Scammers are professionals at following trends and this week, that trend is Amazon Prime Day. Robyn Householder with the Better Business Bureau of Middle Tennessee, said this week she and her coworkers have all gotten texts.
“It’s always interesting when the team at the Better Business Bureau gets these, we’re individually getting four and five scam texts a day – each of us,” said Householder.
The scam usually starts with an unsolicited text message. “I actually received one myself, that’s telling us that we’re locked out of our account, that there’s been a login from a device that is not known to Amazon.” She continued, “Would we please click on the link to provide some additional information.”

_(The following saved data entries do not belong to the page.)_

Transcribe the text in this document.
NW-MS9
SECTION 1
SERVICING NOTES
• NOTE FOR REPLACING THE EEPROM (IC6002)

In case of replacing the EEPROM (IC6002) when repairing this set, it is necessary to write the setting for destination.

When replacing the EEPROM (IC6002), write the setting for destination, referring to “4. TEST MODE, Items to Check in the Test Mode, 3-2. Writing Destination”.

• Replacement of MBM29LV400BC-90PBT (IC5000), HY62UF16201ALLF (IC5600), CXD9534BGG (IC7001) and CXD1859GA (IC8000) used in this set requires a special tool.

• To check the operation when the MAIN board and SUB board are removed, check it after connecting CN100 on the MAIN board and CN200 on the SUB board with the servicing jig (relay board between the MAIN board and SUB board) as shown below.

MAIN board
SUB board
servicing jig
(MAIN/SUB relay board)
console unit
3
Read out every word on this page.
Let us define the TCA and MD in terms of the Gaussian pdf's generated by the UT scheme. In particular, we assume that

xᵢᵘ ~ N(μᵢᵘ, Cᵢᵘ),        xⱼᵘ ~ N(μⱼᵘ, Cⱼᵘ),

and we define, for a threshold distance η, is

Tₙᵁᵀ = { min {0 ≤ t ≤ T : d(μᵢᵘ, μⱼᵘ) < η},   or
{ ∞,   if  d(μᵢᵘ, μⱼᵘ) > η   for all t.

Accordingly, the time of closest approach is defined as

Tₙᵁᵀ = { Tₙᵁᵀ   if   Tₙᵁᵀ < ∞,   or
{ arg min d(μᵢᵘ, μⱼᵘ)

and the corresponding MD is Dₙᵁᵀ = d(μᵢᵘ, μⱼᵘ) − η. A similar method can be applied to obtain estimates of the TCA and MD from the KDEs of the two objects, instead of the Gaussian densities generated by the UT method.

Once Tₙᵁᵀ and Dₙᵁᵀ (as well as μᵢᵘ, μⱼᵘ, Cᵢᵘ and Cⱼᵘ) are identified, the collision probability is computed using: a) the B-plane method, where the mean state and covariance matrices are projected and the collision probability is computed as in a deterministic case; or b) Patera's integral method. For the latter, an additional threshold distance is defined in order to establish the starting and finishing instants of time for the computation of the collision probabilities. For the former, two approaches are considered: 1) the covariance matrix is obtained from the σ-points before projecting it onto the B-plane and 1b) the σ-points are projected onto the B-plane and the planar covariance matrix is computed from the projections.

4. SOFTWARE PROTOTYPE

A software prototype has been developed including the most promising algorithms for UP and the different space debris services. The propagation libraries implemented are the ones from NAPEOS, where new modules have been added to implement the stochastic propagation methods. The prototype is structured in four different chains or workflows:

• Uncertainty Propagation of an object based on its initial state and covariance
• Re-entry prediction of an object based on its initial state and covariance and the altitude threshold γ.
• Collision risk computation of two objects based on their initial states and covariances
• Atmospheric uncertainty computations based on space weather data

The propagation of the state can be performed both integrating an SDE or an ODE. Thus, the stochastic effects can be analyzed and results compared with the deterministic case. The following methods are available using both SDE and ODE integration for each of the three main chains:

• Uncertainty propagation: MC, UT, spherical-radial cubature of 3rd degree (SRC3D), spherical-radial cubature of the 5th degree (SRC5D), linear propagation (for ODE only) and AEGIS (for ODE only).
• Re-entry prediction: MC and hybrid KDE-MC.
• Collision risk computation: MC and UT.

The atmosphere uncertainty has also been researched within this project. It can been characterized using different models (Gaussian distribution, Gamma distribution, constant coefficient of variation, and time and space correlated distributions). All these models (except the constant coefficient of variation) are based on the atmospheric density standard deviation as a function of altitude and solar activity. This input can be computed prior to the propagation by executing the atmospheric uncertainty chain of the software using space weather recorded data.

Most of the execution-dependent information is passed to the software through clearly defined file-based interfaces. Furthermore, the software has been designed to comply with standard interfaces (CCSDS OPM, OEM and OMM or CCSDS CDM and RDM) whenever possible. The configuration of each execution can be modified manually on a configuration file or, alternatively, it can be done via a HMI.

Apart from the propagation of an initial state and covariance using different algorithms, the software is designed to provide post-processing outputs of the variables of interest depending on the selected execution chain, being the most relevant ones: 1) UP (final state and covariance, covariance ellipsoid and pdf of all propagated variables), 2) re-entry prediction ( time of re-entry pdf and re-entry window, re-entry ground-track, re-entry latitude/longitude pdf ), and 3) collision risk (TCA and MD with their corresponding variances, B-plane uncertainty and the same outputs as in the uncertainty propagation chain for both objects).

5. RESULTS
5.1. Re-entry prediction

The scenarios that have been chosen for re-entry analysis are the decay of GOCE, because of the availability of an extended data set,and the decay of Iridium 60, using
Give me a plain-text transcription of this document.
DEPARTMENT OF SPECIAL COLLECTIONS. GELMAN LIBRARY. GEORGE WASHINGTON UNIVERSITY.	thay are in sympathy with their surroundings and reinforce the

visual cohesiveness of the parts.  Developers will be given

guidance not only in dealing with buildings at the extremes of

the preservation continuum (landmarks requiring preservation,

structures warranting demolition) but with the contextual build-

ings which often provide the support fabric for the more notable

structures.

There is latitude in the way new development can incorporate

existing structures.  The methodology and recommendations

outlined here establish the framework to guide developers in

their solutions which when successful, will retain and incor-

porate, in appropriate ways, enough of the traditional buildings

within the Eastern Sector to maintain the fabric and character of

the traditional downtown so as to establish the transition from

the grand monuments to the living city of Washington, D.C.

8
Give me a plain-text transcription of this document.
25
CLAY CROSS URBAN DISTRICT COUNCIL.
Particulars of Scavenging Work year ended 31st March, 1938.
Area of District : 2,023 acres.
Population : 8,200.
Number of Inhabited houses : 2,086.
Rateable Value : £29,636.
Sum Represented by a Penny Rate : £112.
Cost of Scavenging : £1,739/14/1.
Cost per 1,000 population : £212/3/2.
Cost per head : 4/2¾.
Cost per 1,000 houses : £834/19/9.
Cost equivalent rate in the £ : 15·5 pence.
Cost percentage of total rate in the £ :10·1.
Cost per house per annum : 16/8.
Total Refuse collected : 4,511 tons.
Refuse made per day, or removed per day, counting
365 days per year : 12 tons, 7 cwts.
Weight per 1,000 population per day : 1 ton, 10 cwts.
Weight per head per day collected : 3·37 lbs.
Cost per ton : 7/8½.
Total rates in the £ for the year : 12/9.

These imposter scams or phishing scams have a few goals like getting your credit card number or any other personal information.
“When you get a text scam, more often than not, what it’s trying to do is two things, either steal information, or get into your phone, because it can absolutely download malware, that becomes a much bigger problem,” said Householder.
How do you spot a scam? First, Amazon rarely communicates via text, and they will never ask for your credit card information via text message.
Other red flags include, website addresses that don’t quite match up or something called ‘scammer grammar.’
“One of the most important things for consumers to do when they get an unsolicited scam is check the spelling and the grammar. That’s almost a dead giveaway. We like to call it ‘scammer grammar’, because it rarely has anything to do with the English language,” said Householder.
If you get one of these text messages, simply ignore it. But if you do fall for the scam, call your bank or credit card company immediately. Then, report the scam to the Better Business Bureau.
Last year the BBB said one in three people who reported a business impersonator said the scammer claimed to be from Amazon.